If the proportion of reads reflects the proportion of DNA in the sampled cell, the per cent of reads recruited to the organellar genomes may thus be expected to range from 0.01% to 3.5%. This is the case in all Bathycoccus SAGs and two Ostreococcus SAGs (table 2).
The complete mitochondrial (mtDNA) or chloroplastic (cpDNA) genomes could not be assembled from individual SAG data (geneious inbuilt assembler with minimum contig overlap 100 bp and a minimum overlap identity 90%). However, running the assembler on all contigs affiliated to cpDNA or mtDNA within each genera led to large (greater than 30 kb) assemblies of 3 mtDNA and 2 cpDNA. Manual assembly guided by the synteny with the available reference genomes (table 1) led to two complete assemblies, and three partial assemblies, summarized in table 3. To compare the mitochondrial genome assembly obtained for Bathycoccus SAGs with the available reference mitochondrial genome of Bathycoccus prasinos RCC1105 [27], the amino acid identity was calculated along a concatenation of six orthologous genes outside the inverted repeat region (nad5, nad4, coc3, cox2, atp6 and nad1), as previously described [1]. Intraspecific diversity within Mamiellophyceae organelles is as yet unknown for most species, but in O. tauri intraspecific amino acid divergence is below 0.1% [66]. The amino acid identity over the 1789 amino acid-long alignment was 81%, supporting the previously published conclusion based on the analysis of the combined nuclear genome assembly from SAG1–4, that the Bathycoccus sequenced belong to a novel, as yet uncultured, Bathycoccus species [33].

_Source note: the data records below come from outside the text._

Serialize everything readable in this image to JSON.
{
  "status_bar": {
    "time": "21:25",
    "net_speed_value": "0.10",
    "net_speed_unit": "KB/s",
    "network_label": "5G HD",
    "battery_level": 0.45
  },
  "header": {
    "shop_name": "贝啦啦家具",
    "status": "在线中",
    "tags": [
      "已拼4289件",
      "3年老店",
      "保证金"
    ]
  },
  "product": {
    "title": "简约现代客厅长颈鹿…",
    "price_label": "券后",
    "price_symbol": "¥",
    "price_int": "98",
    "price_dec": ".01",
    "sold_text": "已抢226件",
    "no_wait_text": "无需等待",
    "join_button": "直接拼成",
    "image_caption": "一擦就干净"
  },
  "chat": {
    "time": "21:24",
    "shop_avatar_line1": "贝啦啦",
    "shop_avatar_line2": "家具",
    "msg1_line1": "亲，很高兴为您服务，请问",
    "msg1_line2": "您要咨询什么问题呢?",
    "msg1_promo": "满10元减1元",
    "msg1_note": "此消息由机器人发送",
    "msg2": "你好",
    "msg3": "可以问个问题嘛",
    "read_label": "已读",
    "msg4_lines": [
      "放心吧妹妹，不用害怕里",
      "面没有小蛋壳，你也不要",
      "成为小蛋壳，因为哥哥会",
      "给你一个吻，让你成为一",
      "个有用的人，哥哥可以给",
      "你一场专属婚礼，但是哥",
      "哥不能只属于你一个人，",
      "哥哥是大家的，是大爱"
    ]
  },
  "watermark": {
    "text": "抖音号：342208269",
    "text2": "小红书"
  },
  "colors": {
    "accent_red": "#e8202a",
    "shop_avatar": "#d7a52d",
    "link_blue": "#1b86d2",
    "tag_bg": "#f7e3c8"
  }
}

chloroplast genome (cpDNA) |
mitochondrial genome (mtDNA) |
|||
---|---|---|---|---|
assembly size (Kb) | assembly name | assembly size (Kb) | assembly name | |
SAG1–4 | — | — | 48.8 | Ba_mt_TOSAG39 complete |
SAG5–8 | 54.7 | Mi_cp_TOSAG46 partial | 33.3 | Mi_mt_TOSAG46 partial |
SAG9–12 | 68.9 | Os_cp_TOSAG41 complete | 39.1 | Os_mt_TOSAG41 partial |
(b) Mating type inference in Ostreococcus SAGs
Contigs from the target fraction in the SAGs assemblies were searched for genes located within the candidate MT– and MT+ gene families defined in the available reference genomes. Since the sequences of the two mating types have not yet been identified in Bathycoccus and Micromonas, the inference of mating types is not yet possible in these genera. The amino acid sequence of orthologous genes could be retrieved for six out of the 23 gene families (figure 2a). This low gene number is not surprising given the low nuclear genome coverage of each SAG (table 1), but gene family 16 (GF16—encoding for a diacylglycerol glucosyltransferase) had matches with three out of the four Ostreococcus SAGs. Comparison of the amino acid sequence of these genes with genes from Ostreococcus sp. RCC809 indicates that the four Ostreococcus SAGs have the same mating type as RCC809, that is MT+ (figure 2b).
Figure 2. Mating type inference from amino acid identity with MT+ and MT− orthologous gene families (GF) in Ostreococcus SAGs. (a) Expected taxonomic affiliation for MT− and MT+ strains. (b) Presence/absence matrix of hits to gene families in each SAG. (c) Maximum-likelihood phylogeny (LG+G model) of the SAGs sequence corresponding to GF16 with orthologous genes from Ostreococcus species.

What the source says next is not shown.